The Times, 25 August 2007

Notebook

I hope you won’t be disappointed to discover that I rarely look as nice as I do in this picture. Don’t get me wrong – I like the whole hair and make-up thing, but I am both too lazy and too clumsy to pull it off. I can’t remember the last time I wore mascara, but I think it was July, and I may have got some on one ear. In January, when I was touring my last stand-up show, I gave an interview to a regional newspaper, and the interviewer asked if it was difficult to be taken seriously when you’re pretty. I promised to ask a more attractive friend, and get back to her. She said no, she meant me, I always look lovely on Newsnight. I pointed out that this has much more to do with the skill of the Newsnight make-up artists than anything else. In real life, I added, I never wore make-up, didn’t own an iron and looked a lot like a clean baglady. She expressed disbelief, as politeness dictates, and I clarified that the only time my hair was ever even blow-dried was when I had to be on breakfast telly, where they frown on you pitching up in your pyjamas. That’s why breakfast radio is so great. If you think Jim Naughtie isn’t lounging around Today in a Noel-Coward style dressing gown, you’re a fool to yourself. When I arrived at the theatre the following week, they’d saved a copy of the interview for me, the headline of which read – Natalie Haynes: Last Year I Only Had To Blow-dry My Own Hair Twice. Like I have a retinue of people doing it for me. I may have briefly choked.
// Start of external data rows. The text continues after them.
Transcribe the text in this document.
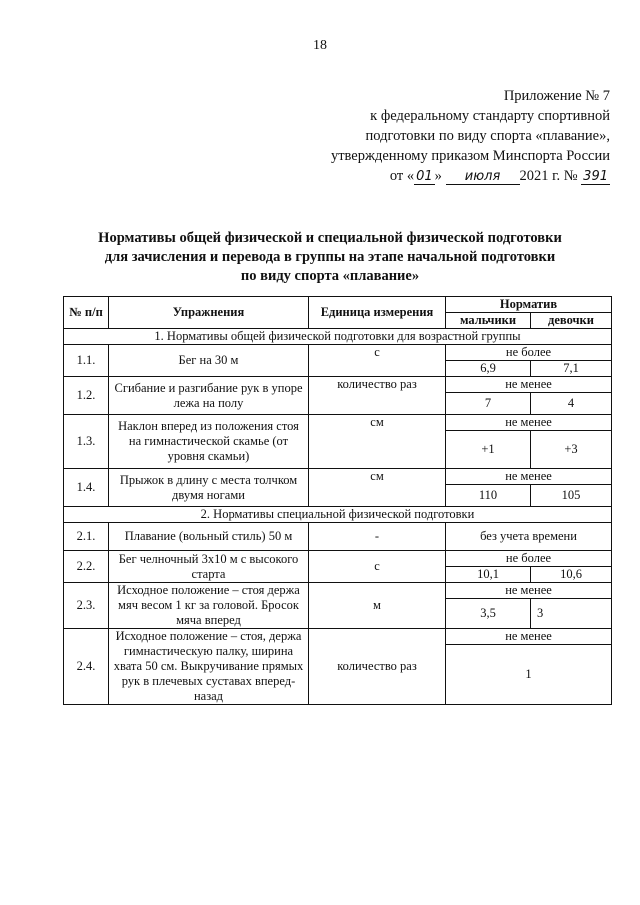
18
Приложение № 7
к федеральному стандарту спортивной
подготовки по виду спорта «плавание»,
утвержденному приказом Минспорта России
от « 01 » июля 2021 г. № 391
Нормативы общей физической и специальной физической подготовки
для зачисления и перевода в группы на этапе начальной подготовки
по виду спорта «плавание»
№ п/п	Упражнения	Единица измерения	Норматив	
			мальчики	девочки
1. Нормативы общей физической подготовки для возрастной группы				
1.1.	Бег на 30 м	с	не более	
			6,9	7,1
1.2.	Сгибание и разгибание рук в упоре лежа на полу	количество раз	не менее	
			7	4
1.3.	Наклон вперед из положения стоя на гимнастической скамье (от уровня скамьи)	см	не менее	
			+1	+3
1.4.	Прыжок в длину с места толчком двумя ногами	см	не менее	
			110	105
2. Нормативы специальной физической подготовки				
2.1.	Плавание (вольный стиль) 50 м	-	без учета времени	
2.2.	Бег челночный 3х10 м с высокого старта	с	не более	
			10,1	10,6
2.3.	Исходное положение – стоя держа мяч весом 1 кг за головой. Бросок мяча вперед	м	не менее	
			3,5	3
2.4.	Исходное положение – стоя, держа гимнастическую палку, ширина хвата 50 см. Выкручивание прямых рук в плечевых суставах вперед-назад	количество раз	не менее	
			1	
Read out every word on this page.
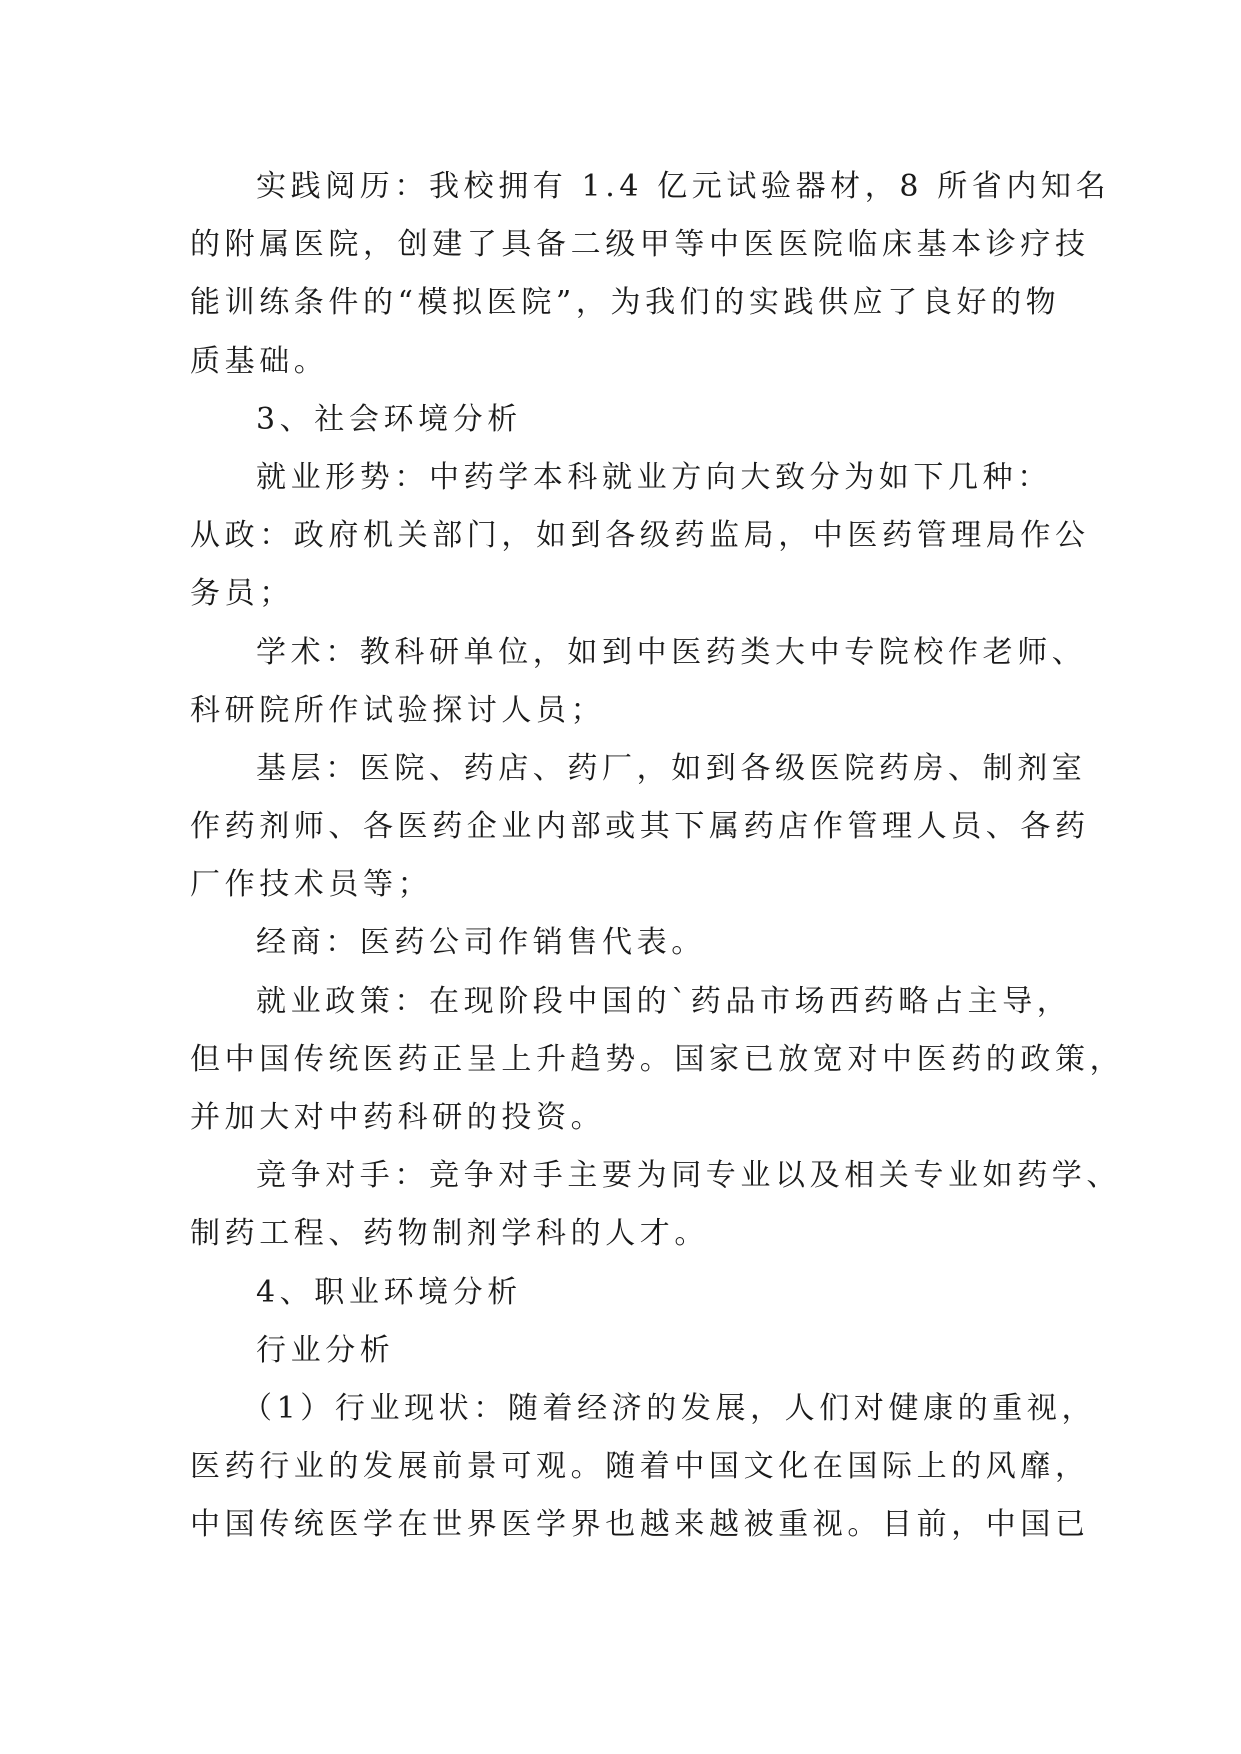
实践阅历：我校拥有 1.4 亿元试验器材，8 所省内知名
的附属医院，创建了具备二级甲等中医医院临床基本诊疗技
能训练条件的“模拟医院”，为我们的实践供应了良好的物
质基础。
3、社会环境分析
就业形势：中药学本科就业方向大致分为如下几种：
从政：政府机关部门，如到各级药监局，中医药管理局作公
务员；
学术：教科研单位，如到中医药类大中专院校作老师、
科研院所作试验探讨人员；
基层：医院、药店、药厂，如到各级医院药房、制剂室
作药剂师、各医药企业内部或其下属药店作管理人员、各药
厂作技术员等；
经商：医药公司作销售代表。
就业政策：在现阶段中国的`药品市场西药略占主导，
但中国传统医药正呈上升趋势。国家已放宽对中医药的政策，
并加大对中药科研的投资。
竞争对手：竞争对手主要为同专业以及相关专业如药学、
制药工程、药物制剂学科的人才。
4、职业环境分析
行业分析
（1）行业现状：随着经济的发展，人们对健康的重视，
医药行业的发展前景可观。随着中国文化在国际上的风靡，
中国传统医学在世界医学界也越来越被重视。目前，中国已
I do remember thinking that I was me and even I thought I sounded like a c***.

So I think that when you read a quote from somebody in a paper, it may be appropriate to check with another source before you dial a lynch mob. At least, that’s what Jonathan Denby, head of corporate affairs for One Railways, must be hoping. This week, he was forced to defend a train manager who had refused to allow a standard-class customer to leave the train through first class doors. I know, first class doors. I haven’t tried them either, but I’m pretty sure they’re surrounded by gilded vines and grapes that taste of honey. When you walk through them, you arrive in Narnia (or Liverpool Street, it depends on the route), and Aslan appears and bats at you playfully with one paw.

Mr Denby said, “The conductors know the situation and know the first-class customers they have in. The conductor had taken the view that with the people on board and the other passengers in the carriage it would have caused more of a disruption to let him through.” Can that be true? The people in first class that day would have been so affronted by a man on his way to a meeting that they would have started swatting him with their free newspapers, as though he were an unusually tall fly? What is it about travelling first class that makes people behave this way? You start off all excited about the complimentary coffee and the big headrests, and the fact that toddlers are squealing elsewhere, then you gradually morph into some kind of fractious Victorian invalid, for whom the very presence of the non-U traveller would almost certainly provoke the vapours.

This particular One train was twenty minutes late, and the customer who couldn’t wait to get off was Michael Cole. Not Michael Cole, the American wrestling announcer, obviously. Nor Michael Cole the co-creator of the children’s classic, Bod. Not even Michael Cole, special guest star in the Diagnosis Murder episode, A Candidate For Murder. It was Michael Cole, the former BBC royal reporter. I bet they wouldn’t have tried it with Jennie Bond.

And it’s not just One that have this attitude, although admittedly they are the ones taking forever to get you to Stansted, a place so vile that I like to use it as a rebuttal when someone proposes the idea of Intelligent Design. A spokesman for Silverlink said, “First class is first class, even in the vestibules.” How true. The very word ‘vestibule’ screams of polo and dowagers. At least Virgin trains are more laissez faire about the whole thing, though this may be because the Pendolino trains they now use smell pungently of a swamp in the vestibule area, provoking almost every passenger, irrespective of class, to ask what died, and in which year.

As Michael Palin once pointed out, we seem to be born with an inbuilt love for trains, and in a way, it’s impressive that train companies have managed to grind that out of us almost entirely. When you’ve already made someone late, why would you also make them grumpy?